So, PRETEND you still get mail and follow me here. 

 The utility bill comes in the mail (along with all the other garbage), and you bring the whole stack inside and put it on the counter.  

Later that day or a few days later, you pick up the now-ever-accumulating stack again, take the bill out of the envelope, look at the total, and it all goes back into the stack on the counter.  

Then, at a future time you grab the outer envelope out of the cluster and put that in the recycling.  Maybe that time you also throw away some of the catalogs and place a few bills you’ve gotten other days with the utility bill.  

A few more days pass, and you take the stack of bills upstairs to your office.  

From there, maybe the bills get sorted into stacks based on the due date.  They all sit together until you get around to writing checks.  Maybe you write out all the checks and place them with the bills, but don’t put them together in the envelopes to be mailed.  

A few more days go by, and you stuff and lick the envelopes, put the stamps on, and then the whole stack goes and sits down on the counter, awaiting the magical day when they will be put in the mailbox.  

By now you’ve touched that same utility bill and all the other junk ten or more times before it has ever actually gotten taken care of! 

{Side note: Yes, believe it or not, there are humans who still receive paper bills and write checks.  I am not one of these humans, but I have met them. 😊!!!}

Let’s compare to this version, which I boldly entitled: TAKE ACTION VERSION.  

The bill comes in the mail (we’ve REALLY got to get you doing e-billing, but that’s a whole other discussion!), and you bring it inside, open the envelope, put the envelope in the recycling, grab your checkbook, write a check, put it in the envelope, stick a stamp on it and put it back in the outgoing mail.  

Or better yet, you grab your laptop right then and schedule the payment via your billing site.  

The bill has been taken care of RIGHT THEN by touching it once.  The recycling is put away, the bill is paid, and the whole clutter is off your counter and brain.

A necessary behavior was flagged in this example: I need to pay a bill.  

And then you pay the bill without procrastinating, making excuses, or, dare I say…waiting for Monday.  You didn’t pontificate with your spouse about “I need to do a RESET with these bills.  I think I’ll start my CLEANSE with these bills on July 1”, right?  

You just acted: bill came > paid bill > done with bill > move on with life.

Waiting for Monday to start your actions or programs is like touching your bill 10x.  It’s counterproductive and a waste of time.   Identify the problem (I need to plan and prepare my meals) and then start NOW with steps to change.  Yes, I realize that you can’t create change out of thin air.  Sometimes, there is a ramping-up stage before implementing a new habit.  But when planning and prepping meals, you could go to the grocery store TODAY and get easy items you can implement right away while you’re ramping up for the big food prep project.  No time to prepare cut-up vegetables before shift tomorrow?  They are available already for an exorbitant price so you can start TODAY. 

The bottom line is this: Start now.

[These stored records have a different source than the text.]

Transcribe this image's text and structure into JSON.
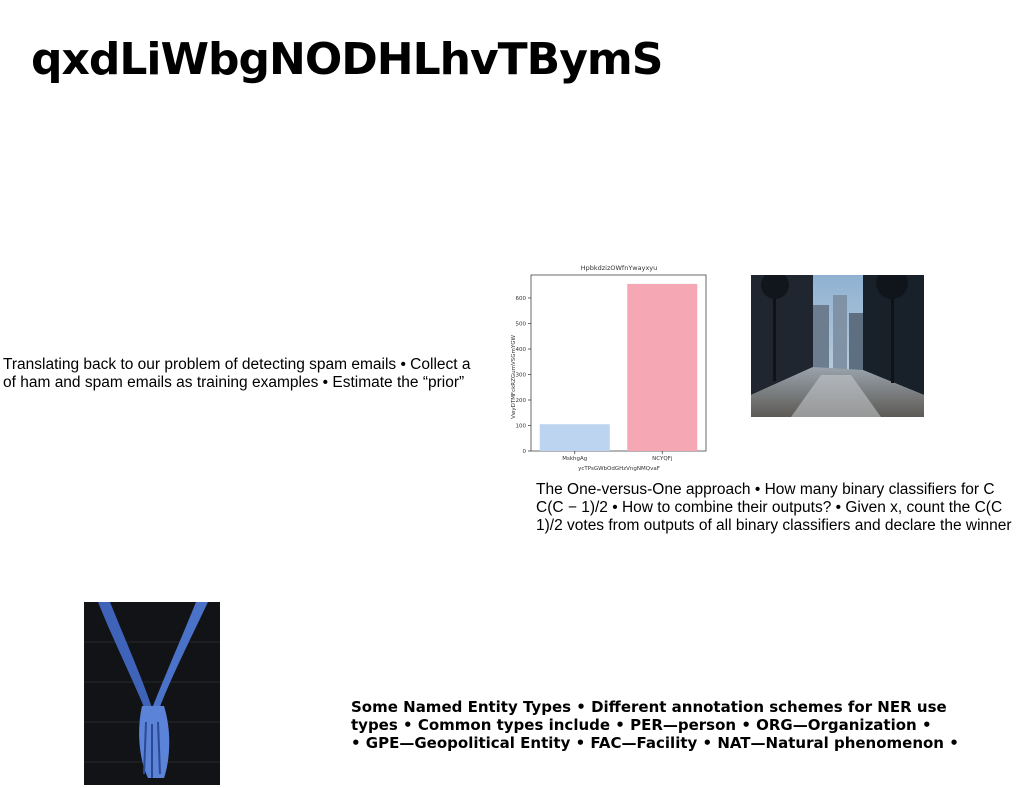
{
  "slide": {
    "title": "qxdLiWbgNODHLhvTBymS"
  },
  "text_blocks": [
    {
      "lines": [
        "Translating back to our problem of detecting spam emails • Collect a",
        "of ham and spam emails as training examples • Estimate the “prior”"
      ]
    },
    {
      "lines": [
        "The One-versus-One approach • How many binary classifiers for C",
        "C(C − 1)/2 • How to combine their outputs? • Given x, count the C(C",
        "1)/2 votes from outputs of all binary classifiers and declare the winner"
      ]
    },
    {
      "lines": [
        "Some Named Entity Types • Different annotation schemes for NER use",
        "types • Common types include • PER—person • ORG—Organization •",
        "• GPE—Geopolitical Entity • FAC—Facility • NAT—Natural phenomenon •"
      ]
    }
  ],
  "images": {
    "street": "street-photo",
    "hands": "hands-photo"
  },
  "chart_data": {
    "type": "bar",
    "title": "HpbkdzizOWfnYwayxyu",
    "xlabel": "ycTPsGWbOdGHzVngNMQvaF",
    "ylabel": "VwyDTMFckRZGumVSGmYGW",
    "categories": [
      "MskhgAg",
      "NCYQFj"
    ],
    "values": [
      105,
      655
    ],
    "colors": [
      "#bcd4f0",
      "#f5a7b4"
    ],
    "ylim": [
      0,
      690
    ],
    "yticks": [
      0,
      100,
      200,
      300,
      400,
      500,
      600
    ],
    "grid": false
  }
}
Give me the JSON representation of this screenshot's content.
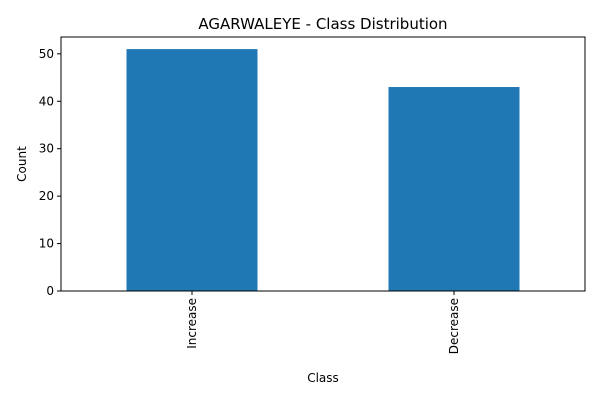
{
  "chart_data": {
    "type": "bar",
    "title": "AGARWALEYE - Class Distribution",
    "xlabel": "Class",
    "ylabel": "Count",
    "categories": [
      "Increase",
      "Decrease"
    ],
    "values": [
      51,
      43
    ],
    "ylim": [
      0,
      53.55
    ],
    "yticks": [
      0,
      10,
      20,
      30,
      40,
      50
    ],
    "bar_color": "#1f77b4",
    "grid": false,
    "legend": "none",
    "xtick_rotation": "vertical"
  }
}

Don’t wait for Monday.  It’s lame and just another excuse that keeps you from reaching your goals.  Remember this term:  GETTING IN YOUR OWN WAY

Coaching clients who insist on waiting for Monday (or other arbitrary dates) end up in a relentless hamster wheel of falling off and starting over. 

Hello Monday, we meet again.

 
 

Global issue 3 is extremism.  This issue is especially tantalizing to the firefighting population as it intimately fits the personality profile.  Think about it.  The more extreme the emergency, the more exciting it is to the responder.  And our firefighters leave work and race cars, ride motorcycles, sky-dive and run adventure races.  

Why?  They’re adrenaline junkies. They CRAVE extremism.  Why be moderate and sustainable when one can live on the EDGE?

Extremism generally presents as short-term solutions that are very strict and non-sustainable from the outset.  Extremism looks like excessively low-calorie diets, elimination of entire food groups, very high-intensity short-term programming (such as training for a body-building competition or marathon to control body composition), and multiple-day fasting.  

Extremism is the epitome of white-knuckling your way through a painful and arduous process making radical short-term changes that you already KNOW aren’t sustainable.  Swearing off alcohol, never eating out again, and avoiding family gatherings are the mainstays of extremism.  And so is wicked rebounding. 

Extremism and resets can be similar, but generally, extremism is short-term, and resets are shorter-term.  Neither one addresses long-term sustainable habits. 

Bottom line:  neither work well.

Global issue Number 4 is the proverbial Falling off the Wagon or Coming off the Rails.  Slip-ups or intentionally “going off plan” inevitably happen, even in a long-term sustainable program.  A slip-up is when you intend to eat a chicken breast, rice, and a veggie, and instead, you eat a whole pepperoni pizza.  (It was a snackcident!)

Going off plan entails knowing and recognizing a specific time, such as a vacation, where sticking to your planned nutrition and training will be difficult or undesirable.  

So, you intentionally plan around the event. 

Falling off the wagon rears its ugly head when the off-plan meal or the planned deleted training sessions for a day or a week become a month or six of being off-plan and slipping up. I mean, you dropped your phone and cracked the screen.  You might as well put it on the driveway and run over it 6-8 times, too, right?  That doesn’t make a lot of sense, but neither does falling off the wagon entirely and yet, here we are.

Now what?   

You *could* go back to number 1 for another trip through the cycle, or you could do something smart, sustainable, and long-lasting. 

 But what does smart, sustainable, and long-lasting look like?

  •  Small changes executed relentlessly can yield significant results, but this takes TIME and CONSISTENCY.  Giving up one regular sugar soda daily and changing nothing else eliminates between one hundred and several hundred calories based on the size.  Eliminating that one beverage while doing nothing else will still help your cause.  Adding an after-dinner walk will not only benefit your daily caloric expenditure, but it will bolster your parasympathetic nervous system and may even help you be a better functioning human.

  •  Statistically, you are more successful working on ONE behavior at a time vs working on multiple behaviors.  Choose a simple behavioral change and work on it relentlessly until it’s mastered before even grabbing another behavior.

  •  Making sustainable changes requires a CHANGE in your behavior.  Just saying, “I’m going to eat better,” doesn’t work.  What does ‘better’ mean, and HOW will you execute better?  I’m going to drink 100 ounces of water each day is a solid behavioral objective.  If you can answer the question: did you do the thing or did you not do the thing with a yes or no answer, you’ve got a good behavioral objective. 

  •  Sustainable changes equal behaviors that you can see yourself executing for a lifetime, not for 3-6 weeks.  Come from a long line of Italian grandmother chefs?  Stating that you are NEVER AGAIN going to eat pasta may not be realistic for you!

  • Finally, always look at low-hanging fruit or big rocks to find behavioral change.  Low-hanging fruits are those easy wins, those simple actions such as adding a serving of veggies to each meal or remembering to drink your water.  Big rocks are those giant actions that will require a lot of effort and bandwidth but yield many benefits.  A big rock might be joining a gym and hiring a coach to educate and guide you.

In summary, firefighters are a unique breed of human who exhibit extreme personality traits in not only their careers but also in health, and wellness.  Moderation and small changes executed relentlessly help keep us off the hamster wheel of on and off the wagon.  Try it.  You’ll like it.